Morphological characteristics of Schatzker type IV tibial plateau fractures: a computer tomography based study

Guang Yang 1, Yi Zhu 1, Congfeng Luo 1,, Sven Putnis 2
PMCID: PMC3479292  PMID: 22915237

Abstract

Purpose

The objective of this study was to evaluate the morphological characteristics of Schatzker type IV tibial plateau fractures.

Methods

A retrospective analysis of radiographic and computed tomographic data of tibial plateau Schatzker type IV fractures from January 2010 to December 2011 was conducted in a level 1 trauma centre.
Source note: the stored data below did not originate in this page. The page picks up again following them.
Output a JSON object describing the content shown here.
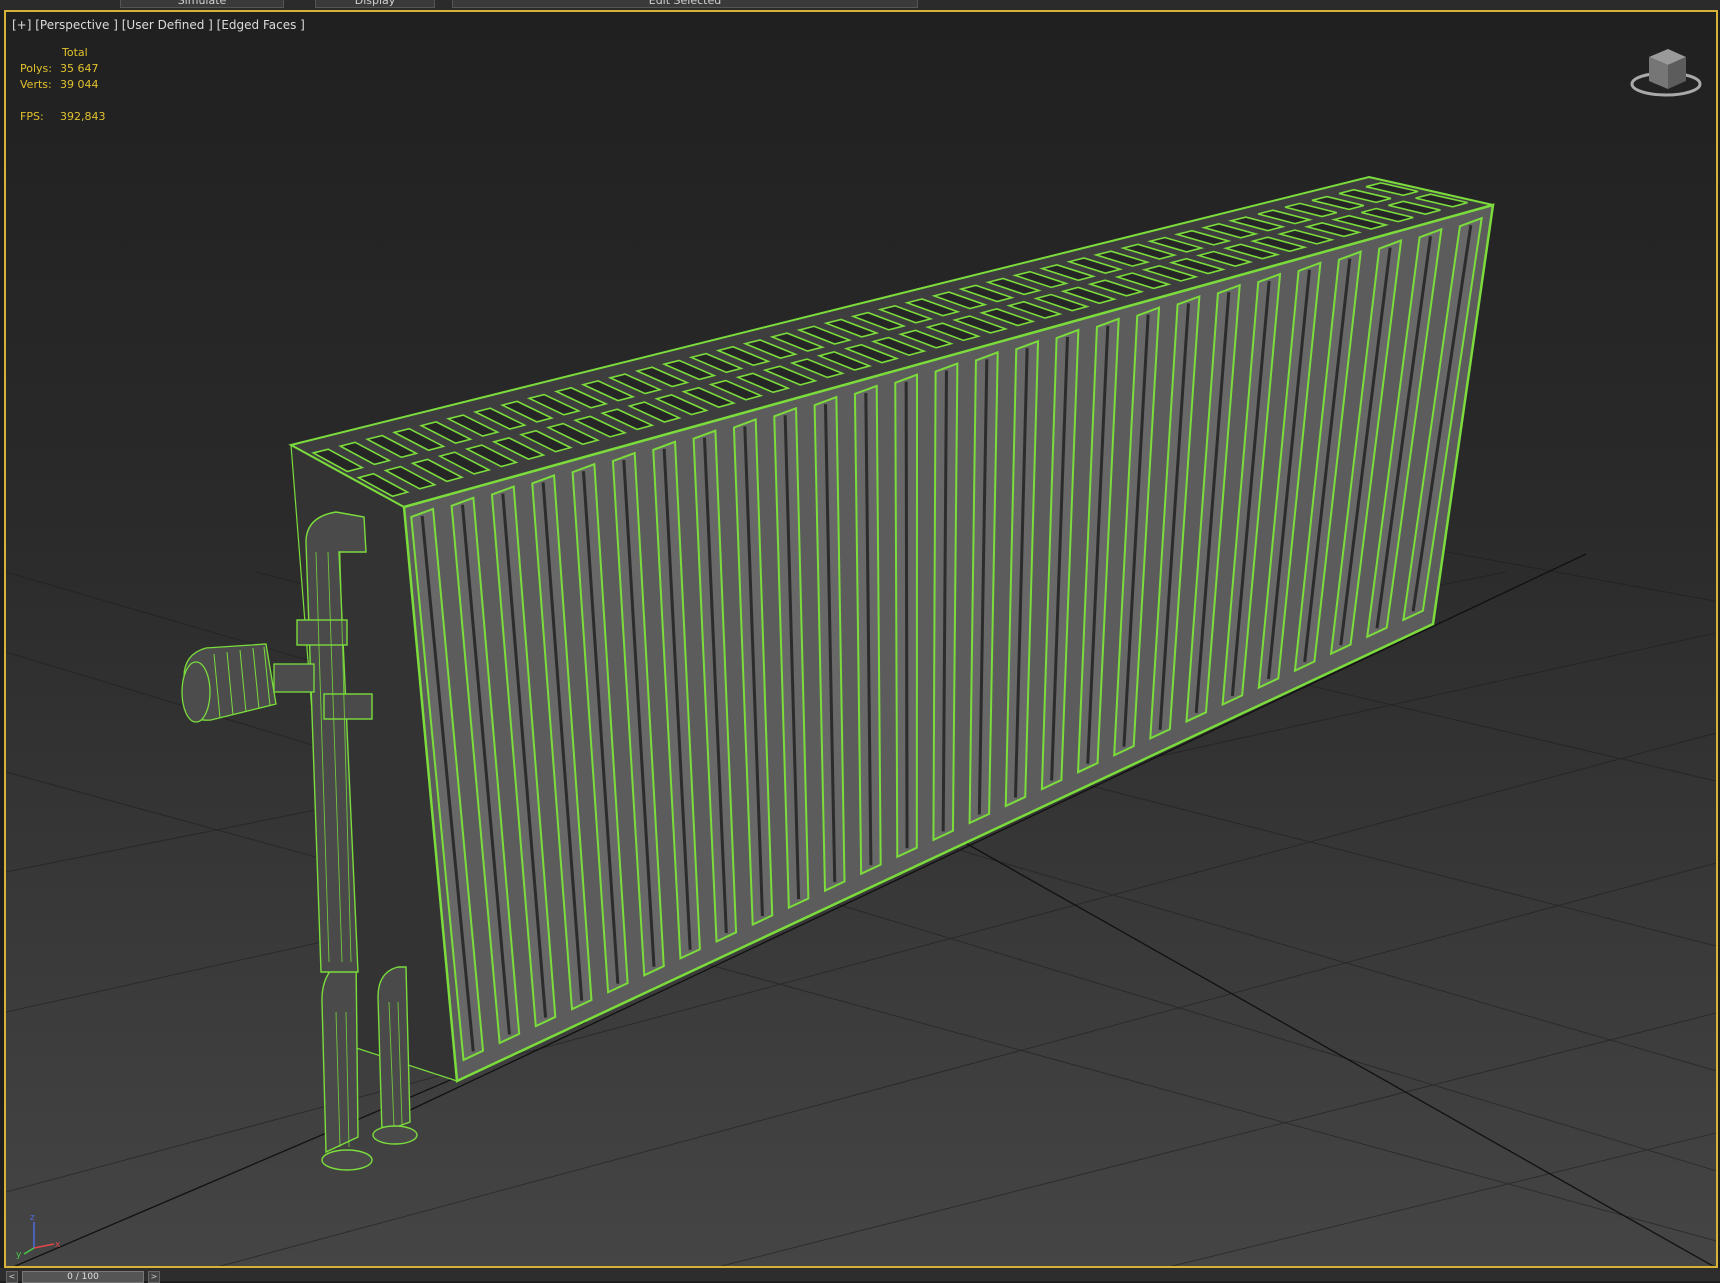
{
  "toolbar": {
    "tabs": [
      {
        "label": "Simulate"
      },
      {
        "label": "Display"
      },
      {
        "label": "Edit Selected"
      }
    ]
  },
  "viewport": {
    "label": "[+] [Perspective ] [User Defined ] [Edged Faces ]",
    "stats": {
      "header": "Total",
      "polys_label": "Polys:",
      "polys_value": "35 647",
      "verts_label": "Verts:",
      "verts_value": "39 044",
      "fps_label": "FPS:",
      "fps_value": "392,843"
    },
    "axis": {
      "x": "x",
      "y": "y",
      "z": "z"
    }
  },
  "timeline": {
    "value": "0 / 100",
    "prev_symbol": "<",
    "next_symbol": ">"
  },
  "colors": {
    "selection_green": "#7bdc3c",
    "viewport_border": "#d6b23a",
    "stats_text": "#e2c22e"
  },
  "icons": [
    "viewcube-icon",
    "axis-gizmo-icon"
  ]
}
The medial fracture angle (MFA), surface area percentage (SAP), and medial fracture height (MFH) were measured on CT images using the Picture Archiving and Communication System.

Results

Based on the location of fracture and the MFA, 75 cases of Schatzker type IV fracture were divided into three subtypes: anteromedial fracture (seven cases, 9.3 %), total medial plateau fracture (36 cases, 48 %), and posteromedial fracture (32 cases, 42.7 %). The anteromedial fracture was located on the anterior part of the medial plateau, the average MFA was positive 47.5°, the SAP was 38.3 % and the MFH was 41.6 mm. The total medial plateau fracture usually involved the entire medial plateau, the mean value of MFA was 81.2°, the SAP was 53.9 % and the MFH was 64.0 mm. The posteromedial fracture was located on the posterior part of the medial plateau, the MFA was negative 42.5°, the SAP was 32.4 % and the MFH was 44.8 mm.

Conclusion

The direction and location of Schatzker type IV fractures are highly variable. Proper operative approach and fixation method should be selected based on the morphological characteristics of individual medial plateau fractures.

Introduction

Schatzker classification is the most common system of classifying tibial plateau fractures in clinical practice. Based on location, morphology, and treatment, fractures are divided into six general types. Type IV fractures are fractures that occur in the medial plateau. They account for 10–30 % of all tibial plateau fractures [13]. In most textbooks, the fracture lines of type IV fracture are described lying in sagittal plane, and medial buttress plating is widely recommended [4].

Compared with plain radiographs, CT scans can provide detailed information on intra-articular fractures. With the widespread use of CT, it was found that in some type IV cases, especially in the posteromedial shearing fractures, the fracture line may appear on the coronal plane [5, 6]. In clinical practice, medial buttress plating for these fractures often has a high rate of fixation failure. The posteromedial fragment is difficult to stabilize though a standard medial approach [79]. Failure of primary fixation often results in secondary varus deformity, an unstable knee, and deterioration in the long-term results [10].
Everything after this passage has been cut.